Friday, 23 July 2010

The narrow gate

I go to hear Tim Parks at the London Review Bookshop, talking about his latest book, ‘Teach Us To Sit Still’. It describes, in brilliant and entertaining detail, how he eventually found relief from years of intense pain by learning to meditate at an Italian vipasana. Later in the question and answer session he is asked how he coped with what the questioner describes as the ‘mumbo jumbo’ of Buddhist belief (in re-incarnation for example). With a dodgy microphone I am a bit hazy about Park’s reply: it is something like, ‘given the relief which this form of meditation has afforded me, who am I to worry about the wrapping it comes in?’

The audience’s level of ignorance about meditation surprises me. I am used to the assumption that only Buddhists or Hindus meditate - not Christians – but apparently no one in this well read and intelligent group of people knows about the manifold forms (wrappings!) in which we Europeans now practice the art.

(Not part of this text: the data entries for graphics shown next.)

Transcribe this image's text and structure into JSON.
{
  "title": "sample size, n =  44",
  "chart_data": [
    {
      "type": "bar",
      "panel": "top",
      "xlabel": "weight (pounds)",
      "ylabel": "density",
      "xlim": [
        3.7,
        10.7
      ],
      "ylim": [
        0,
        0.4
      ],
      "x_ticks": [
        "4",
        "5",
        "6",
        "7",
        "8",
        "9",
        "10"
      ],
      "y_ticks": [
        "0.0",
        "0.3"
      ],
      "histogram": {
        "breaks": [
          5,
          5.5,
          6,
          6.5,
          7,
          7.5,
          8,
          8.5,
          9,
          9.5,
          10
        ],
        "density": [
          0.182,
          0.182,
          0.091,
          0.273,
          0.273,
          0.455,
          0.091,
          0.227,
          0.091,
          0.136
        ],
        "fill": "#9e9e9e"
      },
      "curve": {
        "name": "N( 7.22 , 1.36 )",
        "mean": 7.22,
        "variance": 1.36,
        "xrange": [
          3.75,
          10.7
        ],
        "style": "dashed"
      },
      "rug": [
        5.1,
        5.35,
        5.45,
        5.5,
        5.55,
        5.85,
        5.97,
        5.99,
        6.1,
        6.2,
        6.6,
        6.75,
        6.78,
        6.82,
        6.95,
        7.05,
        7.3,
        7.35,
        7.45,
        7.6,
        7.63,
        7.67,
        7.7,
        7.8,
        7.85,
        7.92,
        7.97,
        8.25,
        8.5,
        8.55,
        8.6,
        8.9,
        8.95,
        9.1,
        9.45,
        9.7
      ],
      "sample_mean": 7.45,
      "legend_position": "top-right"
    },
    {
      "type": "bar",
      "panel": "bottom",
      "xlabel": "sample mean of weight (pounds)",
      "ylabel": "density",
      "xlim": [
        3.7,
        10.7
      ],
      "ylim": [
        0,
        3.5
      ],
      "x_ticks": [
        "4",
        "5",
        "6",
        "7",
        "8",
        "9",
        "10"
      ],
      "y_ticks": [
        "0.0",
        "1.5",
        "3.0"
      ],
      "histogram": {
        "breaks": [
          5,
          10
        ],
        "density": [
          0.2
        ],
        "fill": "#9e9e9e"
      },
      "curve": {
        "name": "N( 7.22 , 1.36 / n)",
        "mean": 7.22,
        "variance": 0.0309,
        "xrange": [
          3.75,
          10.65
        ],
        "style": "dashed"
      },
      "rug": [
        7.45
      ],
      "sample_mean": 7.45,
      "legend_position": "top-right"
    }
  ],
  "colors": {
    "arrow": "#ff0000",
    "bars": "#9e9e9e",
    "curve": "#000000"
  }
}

I say ‘art’: ‘discipline’ is an equally appropriate word. The wrapping, the religious and cultural assumptions surrounding forms of meditation, are secondary. What matters: matters profoundly, is that we practice the discipline. Another questioner begins by saying, “I tried meditation a few years ago but.....”

William Leith, reviewing Parks’ book in The Observer, writes,
“About now, Parks has his spiritual breakthrough. He realises that, as a writer, he hardly ever lives in the moment – up to now, he's spent the vast majority of his time thinking about how to translate his experiences into words. He's been living in the past, and in the future, but never quite in the present.”
Precisely. Without the discipline of a meditative practice we are always going to be seduced, sucked away, into the past or the future. That’s why Jesus said, “Enter by the narrow gate....” Sometimes only severe pain gives us the motivation to persist in the search for that gate into the present, the Now.